Irina Pino: I was born in the middle of shortages in those sixties that marked so many patterns in the world. Although I currently live in Miramar, I miss the city center with its cinemas and theaters, and the bohemian atmosphere of Old Havana, where I often go. Writing is the essential thing in my life, be it poetry, fiction or articles, a communion of ideas that identifies me. With my family and my friends, I get my share of happiness.

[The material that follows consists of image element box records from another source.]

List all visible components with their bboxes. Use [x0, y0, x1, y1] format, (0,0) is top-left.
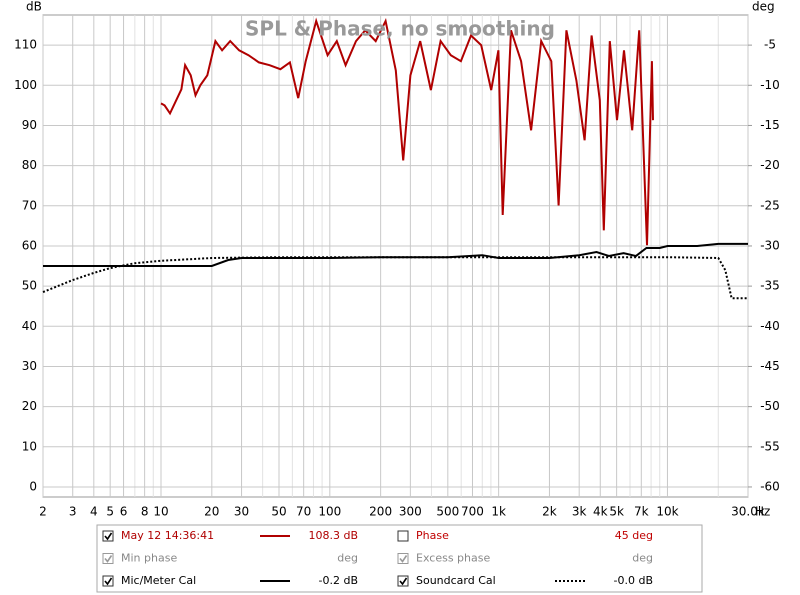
legend-check: [104, 532, 113, 541]
legend-checkbox[interactable]: [102, 575, 114, 587]
x-tick-label: 300: [399, 505, 422, 519]
x-tick-label: 7k: [634, 505, 649, 519]
x-tick-label: 1k: [491, 505, 506, 519]
series-line: [42, 256, 748, 300]
y-tick-label: 30: [22, 359, 37, 373]
x-tick-label: 100: [318, 505, 341, 519]
legend-label: Excess phase: [416, 552, 490, 565]
y2-tick-label: -55: [760, 439, 780, 453]
y2-tick-label: -45: [760, 359, 780, 373]
x-tick-label: 10k: [656, 505, 678, 519]
legend: May 12 14:36:41 108.3 dB Phase 45 deg Min ph…: [102, 529, 654, 587]
legend-checkbox[interactable]: [102, 530, 114, 542]
x-tick-label: 5k: [609, 505, 624, 519]
y2-tick-label: -35: [760, 279, 780, 293]
legend-value: 45 deg: [615, 529, 653, 542]
legend-check: [104, 555, 113, 563]
x-tick-label: 8: [141, 505, 149, 519]
y2-tick-label: -30: [760, 238, 780, 252]
legend-checkbox[interactable]: [397, 530, 409, 542]
y-tick-label: 0: [29, 479, 37, 493]
y2-tick-label: -5: [764, 38, 776, 52]
y2-tick-label: -20: [760, 158, 780, 172]
legend-checkbox[interactable]: [397, 575, 409, 587]
y-tick-label: 110: [14, 38, 37, 52]
x-tick-label: 4: [90, 505, 98, 519]
x-tick-label: 10: [153, 505, 168, 519]
x-tick-label: 4k: [593, 505, 608, 519]
x-tick-label: 700: [461, 505, 484, 519]
legend-label: Mic/Meter Cal: [121, 574, 196, 587]
y-tick-label: 60: [22, 238, 37, 252]
legend-checkbox[interactable]: [102, 553, 114, 564]
x-tick-label: 2k: [542, 505, 557, 519]
y-tick-label: 70: [22, 198, 37, 212]
y2-tick-label: -10: [760, 78, 780, 92]
legend-label: Min phase: [121, 552, 177, 565]
y-tick-label: 10: [22, 439, 37, 453]
y2-tick-label: -60: [760, 479, 780, 493]
x-tick-label: 3k: [572, 505, 587, 519]
y-tick-label: 20: [22, 399, 37, 413]
legend-label: Soundcard Cal: [416, 574, 496, 587]
legend-check: [104, 577, 113, 586]
x-tick-label: 2: [39, 505, 47, 519]
chart-title: SPL & Phase, no smoothing: [245, 17, 555, 41]
legend-value: 108.3 dB: [308, 529, 358, 542]
y-tick-label: 40: [22, 319, 37, 333]
legend-label: Phase: [416, 529, 449, 542]
legend-value: deg: [632, 552, 653, 565]
x-tick-label: 30: [234, 505, 249, 519]
y2-tick-label: -15: [760, 118, 780, 132]
y2-tick-label: -40: [760, 319, 780, 333]
legend-label: May 12 14:36:41: [121, 529, 214, 542]
x-tick-label: 200: [369, 505, 392, 519]
x-tick-label: 500: [436, 505, 459, 519]
y-tick-label: 100: [14, 78, 37, 92]
x-tick-label: 20: [204, 505, 219, 519]
x-tick-label: 70: [296, 505, 311, 519]
x-tick-label: 5: [106, 505, 114, 519]
legend-value: -0.0 dB: [614, 574, 654, 587]
y2-tick-label: -50: [760, 399, 780, 413]
series-line: [160, 17, 654, 246]
x-tick-label: 3: [69, 505, 77, 519]
plot: [42, 17, 748, 300]
x-axis-label: Hz: [755, 505, 770, 519]
x-tick-label: 30.0k: [731, 505, 765, 519]
legend-value: deg: [337, 552, 358, 565]
y2-axis-label: deg: [752, 0, 775, 14]
y-axis-label: dB: [26, 0, 42, 14]
legend-value: -0.2 dB: [319, 574, 359, 587]
x-tick-label: 6: [120, 505, 128, 519]
y2-tick-label: -25: [760, 198, 780, 212]
legend-checkbox[interactable]: [397, 553, 409, 564]
legend-check: [399, 577, 408, 586]
legend-check: [399, 555, 408, 563]
y-tick-label: 80: [22, 158, 37, 172]
x-tick-label: 50: [271, 505, 286, 519]
y-tick-label: 90: [22, 118, 37, 132]
y-tick-label: 50: [22, 279, 37, 293]
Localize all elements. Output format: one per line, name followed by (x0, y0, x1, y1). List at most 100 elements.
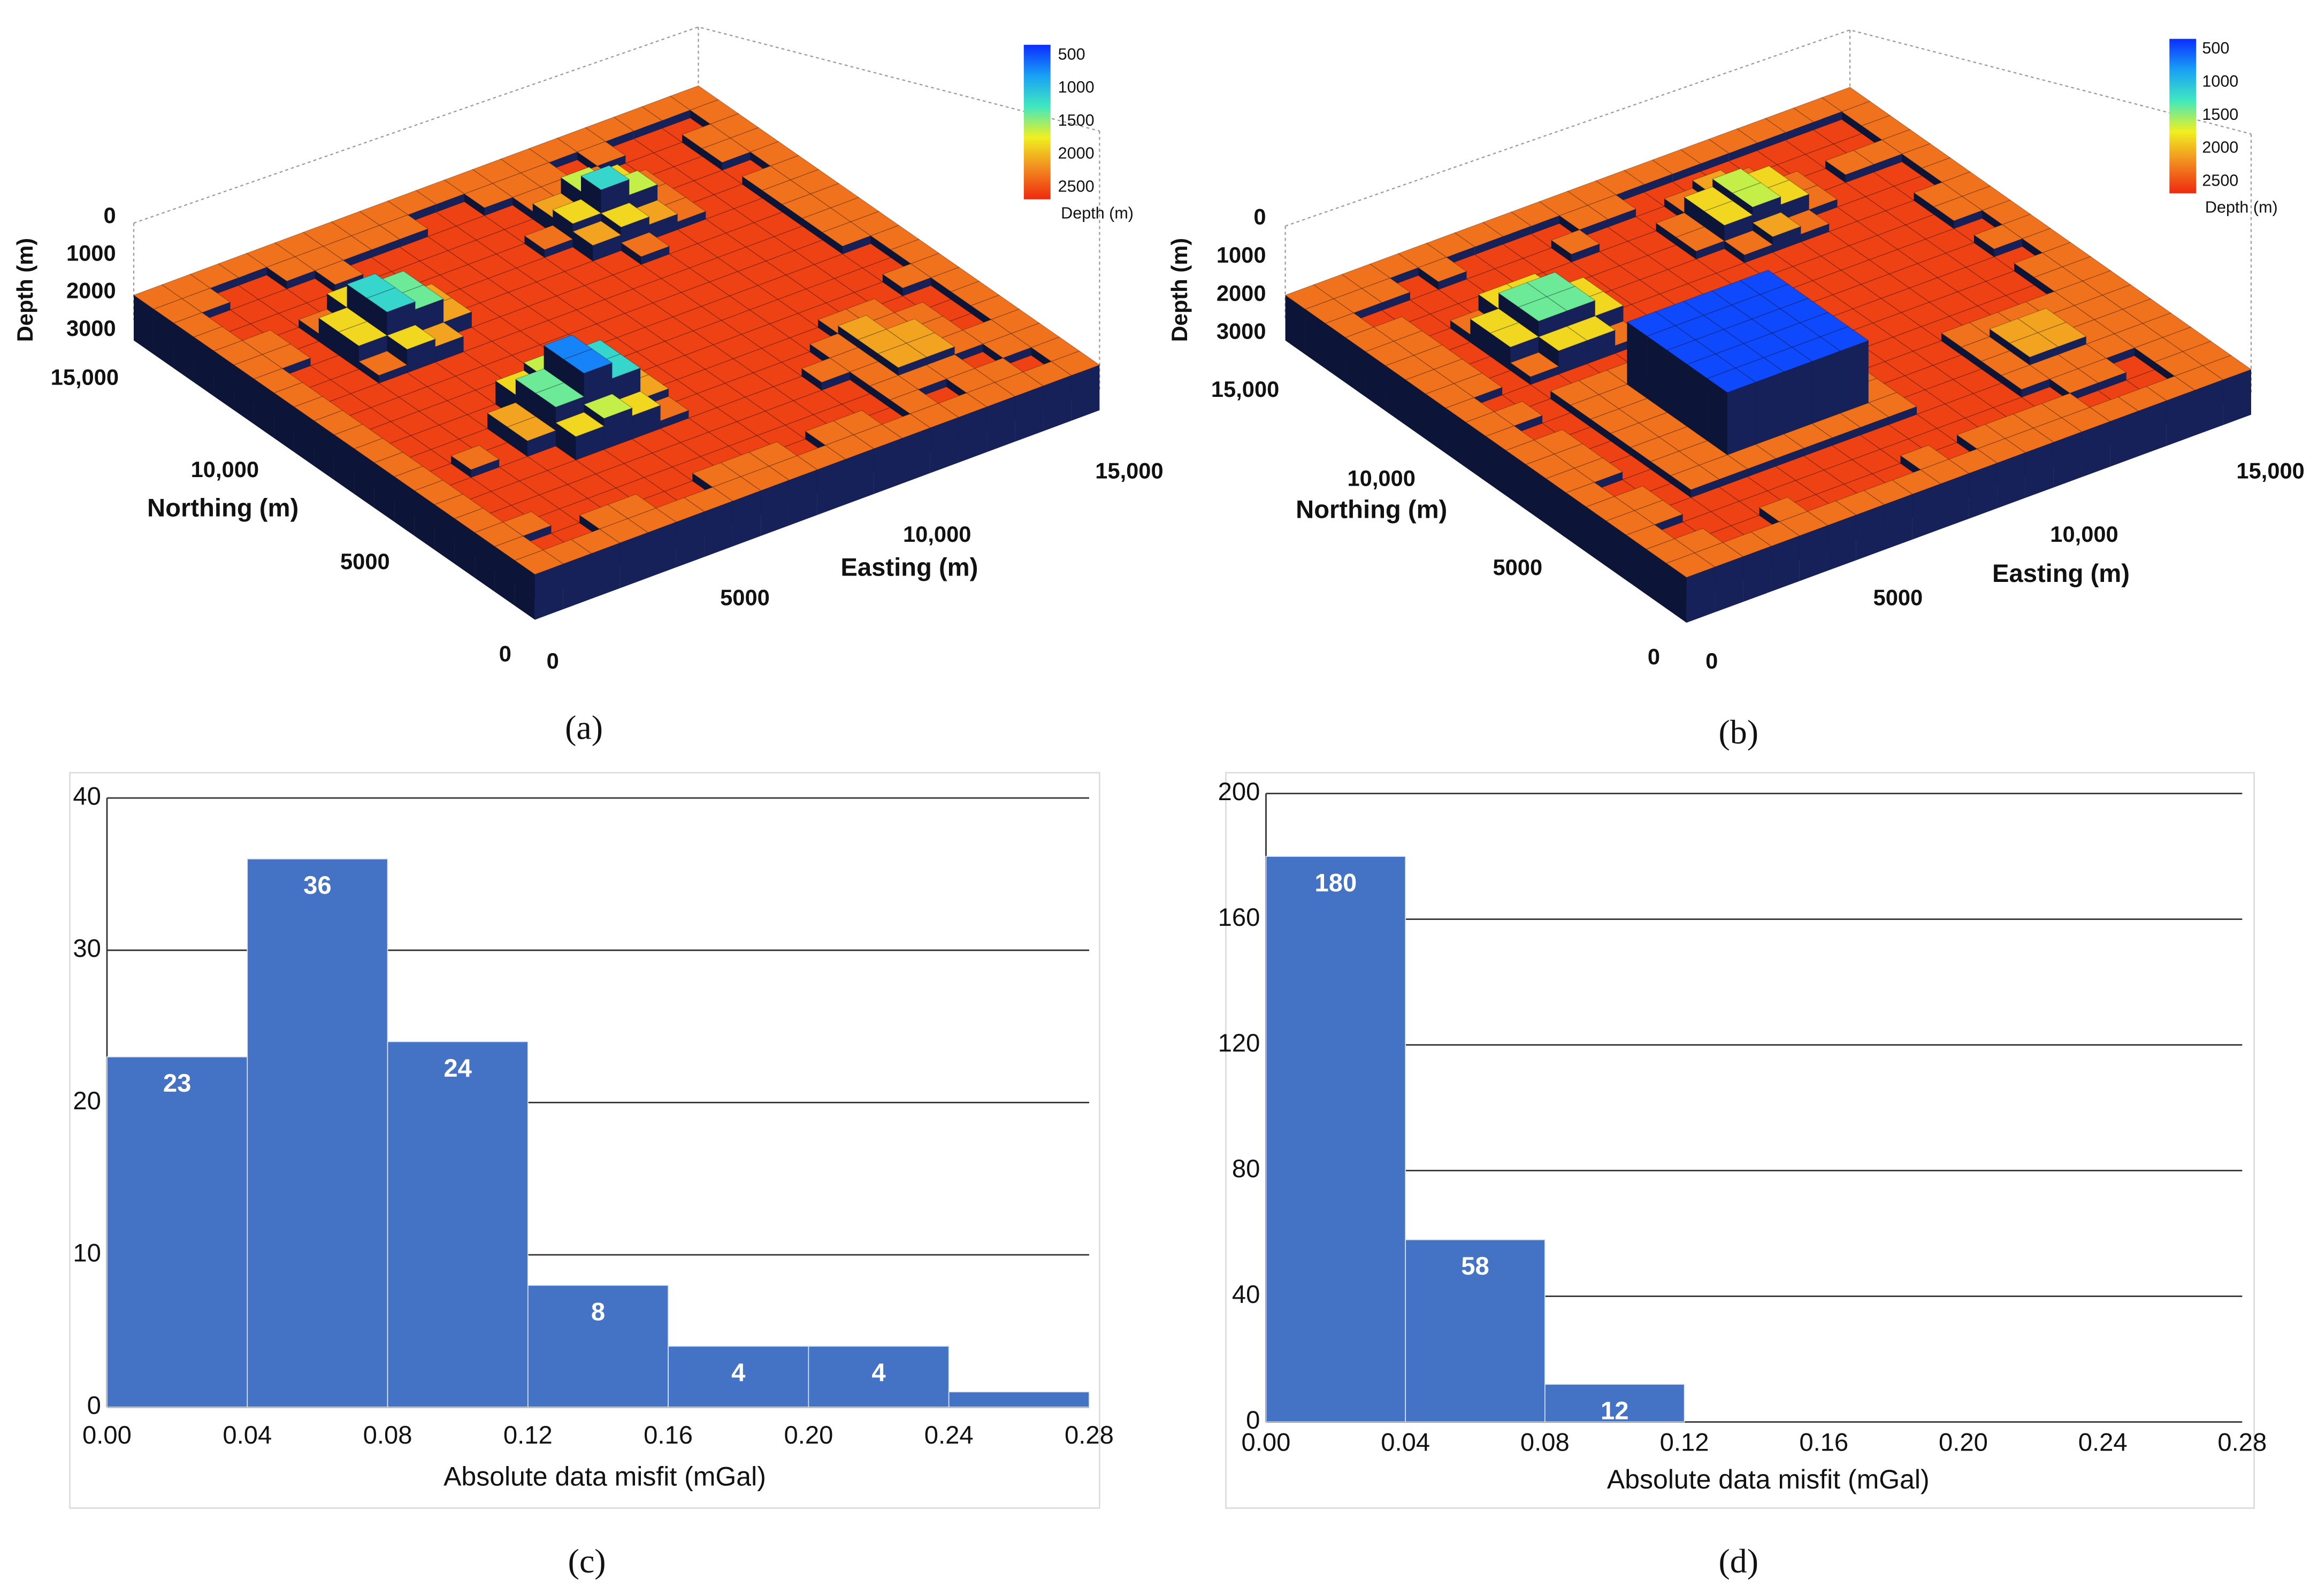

Irina Pino has 263 posts and counting. See all posts by Irina Pino

3 thoughts on “A Chilean Film Leaves Us with a Hedonistic Neruda

  • There’s not much movie-going in the provinces. Havana is Havana, and lots of Habaneros go to the Festival movies. It belies the portrayal of Cuba as North Korea or Stalinist Russia in its attempts to control information and culture.

  • Dear Dan, the film festival is the film festival and that’s it. A few thousand people including may foreigners see the films, the general population doesn’t. The same would go for Snowden, which Vicente Morin critiqued. http://www.havanatimes.org/?p=122554 A scary story of massive US gov. surveillance of citizens and other countries communications. Meanwhile in Cuba the government exercises extensive monitoring of its citizens and nothing is public. Nothing is 100% one way or the other.

  • Wait a minute, this film was shown at the Havana Film Festival ? A film portraying a socialist icon like Neruda in a distinctly unflattering light ? I await the explanation from the usual Cuba bashers as to how and why in the world this could occur within the confines of such a ‘repressive”, “totalitarian” state.